Modest reductions in fresh gas flow at the beginning of anaesthesia induction results in meaningful reduction in sevoflurane consumption.pearl
- R R Kennedy, R A French, G Vesto, J Hanrahan, and J Page.
- University of Otago: Christchurch, Christchurch, New Zealand.
- Anaesthesia. 2019 Jul 1; 74 (7): 875-882.

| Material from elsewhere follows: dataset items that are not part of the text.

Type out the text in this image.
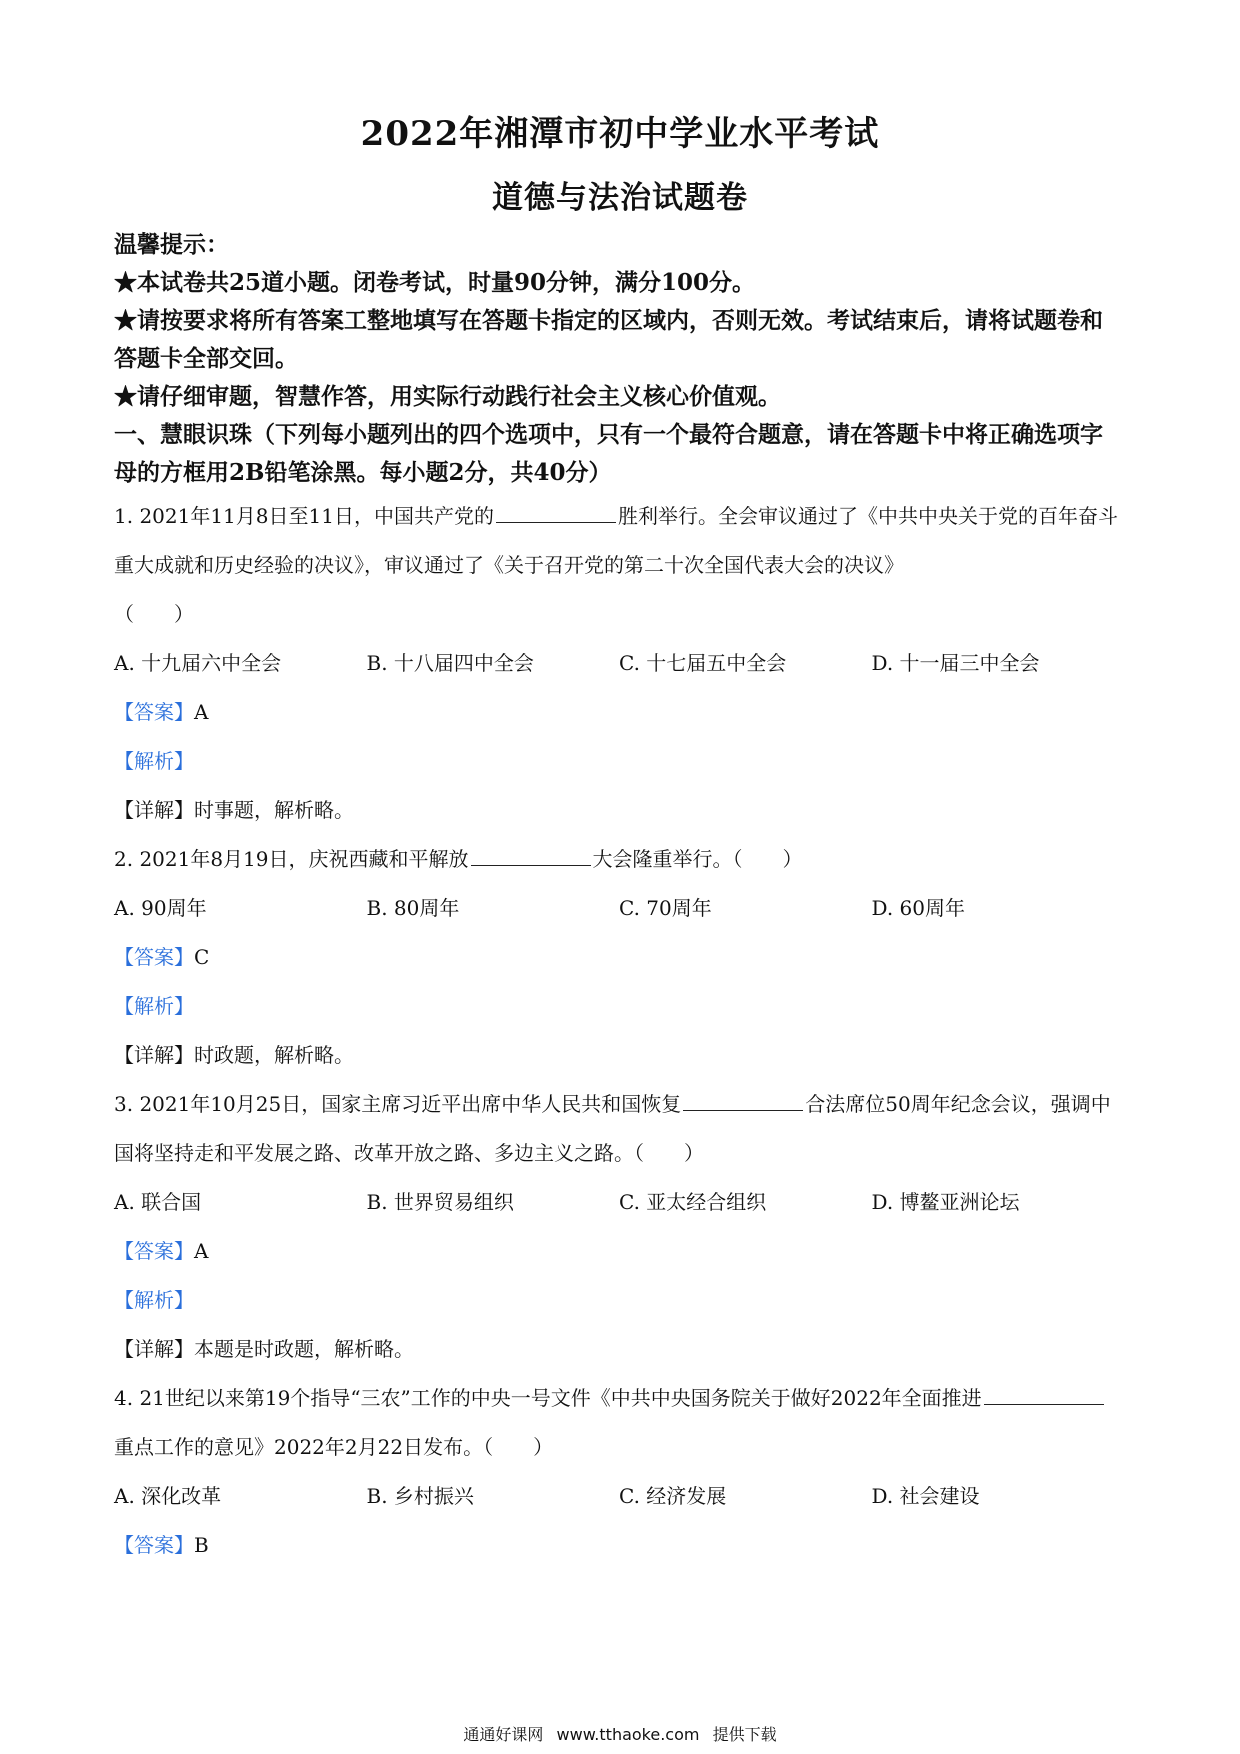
2022年湘潭市初中学业水平考试
道德与法治试题卷

温馨提示：

★本试卷共25道小题。闭卷考试，时量90分钟，满分100分。

★请按要求将所有答案工整地填写在答题卡指定的区域内，否则无效。考试结束后，请将试题卷和答题卡全部交回。

★请仔细审题，智慧作答，用实际行动践行社会主义核心价值观。

一、慧眼识珠（下列每小题列出的四个选项中，只有一个最符合题意，请在答题卡中将正确选项字母的方框用2B铅笔涂黑。每小题2分，共40分）

1. 2021年11月8日至11日，中国共产党的	胜利举行。全会审议通过了《中共中央关于党的百年奋斗重大成就和历史经验的决议》，审议通过了《关于召开党的第二十次全国代表大会的决议》

（　　）

A. 十九届六中全会	B. 十八届四中全会	C. 十七届五中全会	D. 十一届三中全会

【答案】A

【解析】

【详解】时事题，解析略。

2. 2021年8月19日，庆祝西藏和平解放	大会隆重举行。（　　）

A. 90周年	B. 80周年	C. 70周年	D. 60周年

【答案】C

【解析】

【详解】时政题，解析略。

3. 2021年10月25日，国家主席习近平出席中华人民共和国恢复	合法席位50周年纪念会议，强调中国将坚持走和平发展之路、改革开放之路、多边主义之路。（　　）

A. 联合国	B. 世界贸易组织	C. 亚太经合组织	D. 博鳌亚洲论坛

【答案】A

【解析】

【详解】本题是时政题，解析略。

4. 21世纪以来第19个指导“三农”工作的中央一号文件《中共中央国务院关于做好2022年全面推进重点工作的意见》2022年2月22日发布。（　　）

A. 深化改革	B. 乡村振兴	C. 经济发展	D. 社会建设

【答案】B

通通好课网 www.tthaoke.com 提供下载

AbstractReducing fresh gas flow during inhalational anaesthesia results in cost savings and decreases environmental impact. We are interested in the influence of fresh gas flow on the early (induction) phase of overall fresh gas flow and vapour consumption. This stage is often excluded in studies of fresh gas flow. Data were collected from 3199 sevoflurane anaesthetics over an 11-month period in four operating theatres. We determined fresh gas flow at different stages of anaesthesia, and developed an explanatory model for the influence of the 'induction' period. Following a three-month collection of baseline data we emphasised the importance of the early phase to our department repeatedly over a two-week period. We explored the relationship between fresh gas flow and total vapour usage, and used a simple mathematical model to explore the effect of changes in the fresh gas flow and duration of the 'induction' phase. Mean fresh gas flow was 1.15 l.min-1 in the baseline period and 0.91 l.min-1 in the two months following our educational effort (p = 0.0005). In the following six months, mean fresh gas flow was 1.17 l.min-1 (p = 0.7726 compared with baseline). These results were driven by changes in both fresh gas flow and duration of the initial high-flow period. We found some correlation (R2 = 0.85) between overall fresh gas flow and vapour consumption; a 1 l.min-1 increase in fresh gas flow consumes an additional 18 ml.hr-1 of liquid sevoflurane. This preliminary study demonstrates that an episode of high fresh gas flow at the start of anaesthesia has a large and modifiable effect on overall fresh gas flow and vapour consumption. We also confirmed the linear relationship between fresh gas flow and vapour usage.© 2019 Association of Anaesthetists.